Panis et Circenses

Lyrics from “Panis et Circenses” (Bread and Circus) by  Gilberto Gil & Caetano Veloso with Os Mutantes; arrangement and sound by Rogério Duprat

Album:  Tropicalia: ou Panis et Circensis (1968) & Os Mutantes (1968)

I wanted to sing my song, illuminated by the sun

I unfurled the sails on the masts in the air

I set free the tigers and the lions in backyards

But the people in the dining room

Are busy being born and dying

I ordered that a knife be made, of pure shiny steel

To kill my love, and I killed…

At 5 o’clock, on the Central Avenue

But the people in the dining room

Are busy being born and dying

I ordered planted

Leaves of dreams in the garden

The leaves know how to seek the sun

And the roots, to seek, to seek

But the people in the dining room

Those people in the dining room

They’re the people in the dining room

But the people in the dining room

Are busy being born and dying

— Interpretation —

The album cover from the 1968 collaboration album “Tropicalia or Panis et Circensis” is a parody of a bourgeois family photo. The photo illustrates the theme of the album’s title track, which satirizes bourgeois family life.

The title “Bread and Circuses” is an allusion to the classical poet Juvenal, author of the Satireswho scorned ancient Romans for their easy and predictable manipulation through bread and circus — or the diversion of food and games.  The song, in turn, is a satire of bourgeois conventions.
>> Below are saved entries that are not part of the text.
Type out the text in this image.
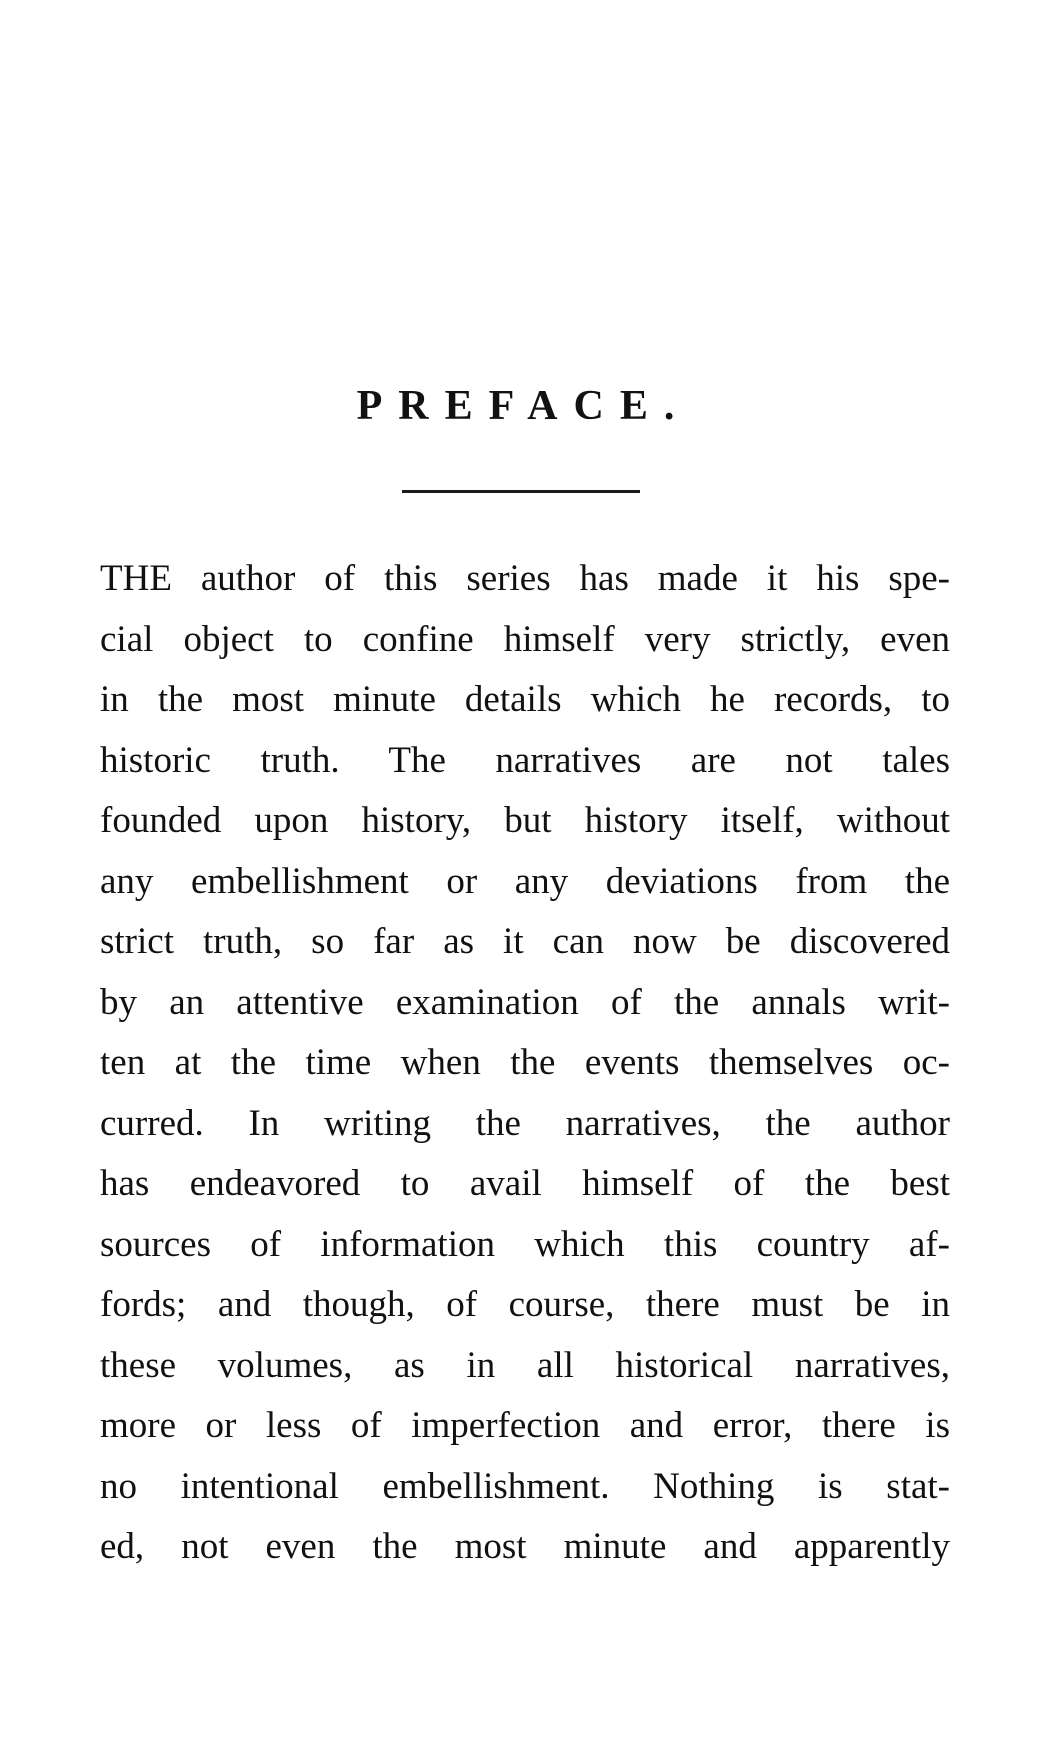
PREFACE.
THE author of this series has made it his spe-
cial object to confine himself very strictly, even
in the most minute details which he records, to
historic truth. The narratives are not tales
founded upon history, but history itself, without
any embellishment or any deviations from the
strict truth, so far as it can now be discovered
by an attentive examination of the annals writ-
ten at the time when the events themselves oc-
curred. In writing the narratives, the author
has endeavored to avail himself of the best
sources of information which this country af-
fords; and though, of course, there must be in
these volumes, as in all historical narratives,
more or less of imperfection and error, there is
no intentional embellishment. Nothing is stat-
ed, not even the most minute and apparently
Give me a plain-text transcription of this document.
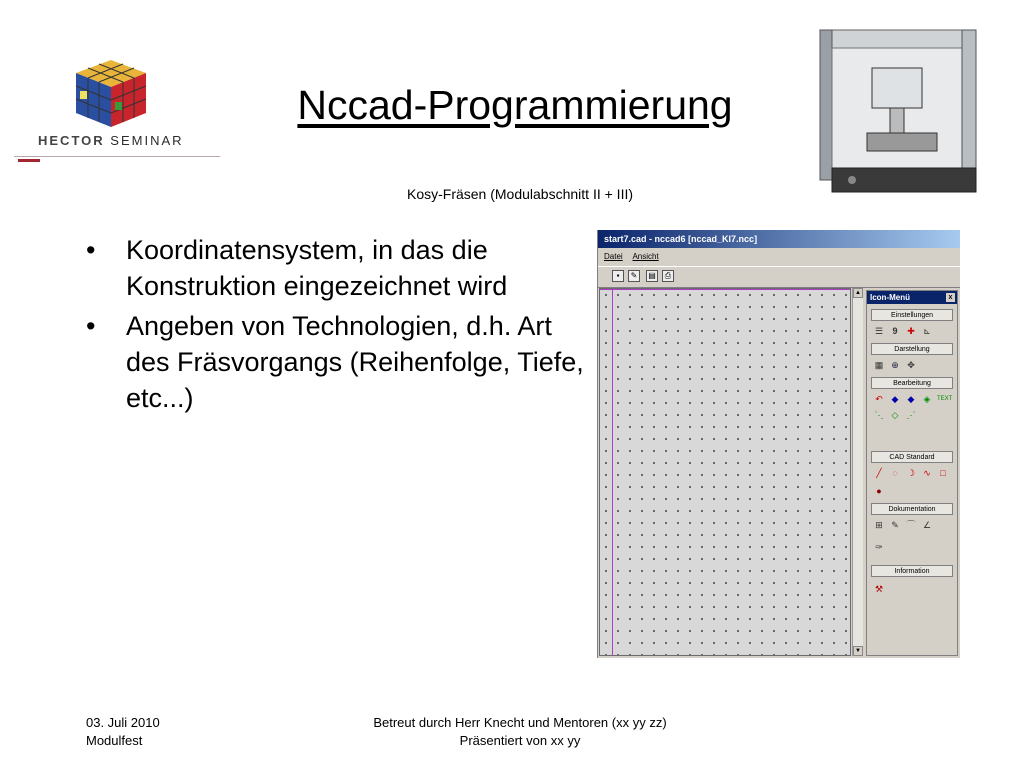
HECTOR SEMINAR
Nccad-Programmierung
Kosy-Fräsen (Modulabschnitt II + III)
• Koordinatensystem, in das die Konstruktion eingezeichnet wird
• Angeben von Technologien, d.h. Art des Fräsvorgangs (Reihenfolge, Tiefe, etc...)
start7.cad - nccad6 [nccad_Kl7.ncc]
Datei Ansicht
▪	✎	▤	⎙
▲
▼
Icon-Menü	x
Einstellungen
☰	9	✚ ⊾
Darstellung
▦ ⊕ ✥
Bearbeitung
↶ ◆ ◆ ◈	TEXT
⋱ ◇ ⋰
CAD Standard
╱	◌	☽ ∿	□
●
Dokumentation
⊞ ✎ ⌒ ∠
✑
Information
⚒
03. Juli 2010
Modulfest
Betreut durch Herr Knecht und Mentoren (xx yy zz)
Präsentiert von xx yy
In the lyrics, a first-person poetic voice tries desperately to alarm the family, to snap them out of their mental and physical stagnation; the attempt is futile.  During these early years of military rule in Brazil, when economic liberalization brought quick financial boons to the complaisant and complicit upper middle class, expressions of rejection of these mores were frequent in Brazilian music. (Ouro de Tolo carried quite a similar message, as did Chico Buarque’s Valsinha).

Brazil’s armed forces seized power in 1964 and, adopting the mantra “Brazil: Love it or leave it,” imposed an overbearing nationalism on all aspects of civil and cultural life in the country, including popular music.  Still, up until 1969 and Institutional Act V (AI-5), the government tolerated a leftist subculture.  The left,  in response to the military’s nationalism, embraced popular music as a tool for resistance, promoting its own radically nationalistic music, but in the name of anti-imperialism rather than social control.

At the time, urban popular music was roughly divided into two camps: the first, that of Música Popular Brasileira (MPB), an eclectic and ever-evolving style whose affiliates – including icons like Edu Lobo and Elis Regina –   defended ‘authenticity’ and purity in Brazilian music; and the second, the international rock movement called the Jovem Guarda (Young Guard), whom the MPB camp felt was politically and culturally “alienated” (while MPB was culturally “engaged”).

But in 1967, Caetano Veloso and Gilberto Gil – and their friends, including Os Mutantes – brought an end to this dichotomy when they took the stage at the immensely popular Third Festival of Brazilian Popular Music. They stunned the crowd (including almost any Brazilian with access to a television) and their critics with their innovative style, fusing international and local musical forms. The movement, which quickly became known as Tropicalismo, used foreign sounds and instruments along with typical Brazilian ones to make uniquely Brazilian music, while lyrically satirizing the extremes on both ends of the musical debate.

The rock group Os Mutantes was fundamental to the Tropicália movement: Os Mutantes represented the São Paulo contingent, while artists like Gil, Veloso, Tom Zé, Gal Costa and Maria Bethânia made up the Bahian contingent. The two groups met in São Paulo in 1967, through mutual friend and poet Augusto dos Campos.  Brothers Arnoldo Baptista and Sérgio Dias Baptista had formed Os Mutantes in 1966, with Brazilian rock icon Rita Lee as the lead vocalist.  In 1968 the collective released the collaborative album Tropicalia: Ou Panis et Circensis, which was hailed as the Brazilian response to the Beatles’ Sgt. Pepper’s Lonely Hearts Club Band.

By 1969, Gilberto Gil and Caetano Veloso were forced into exile by the military government.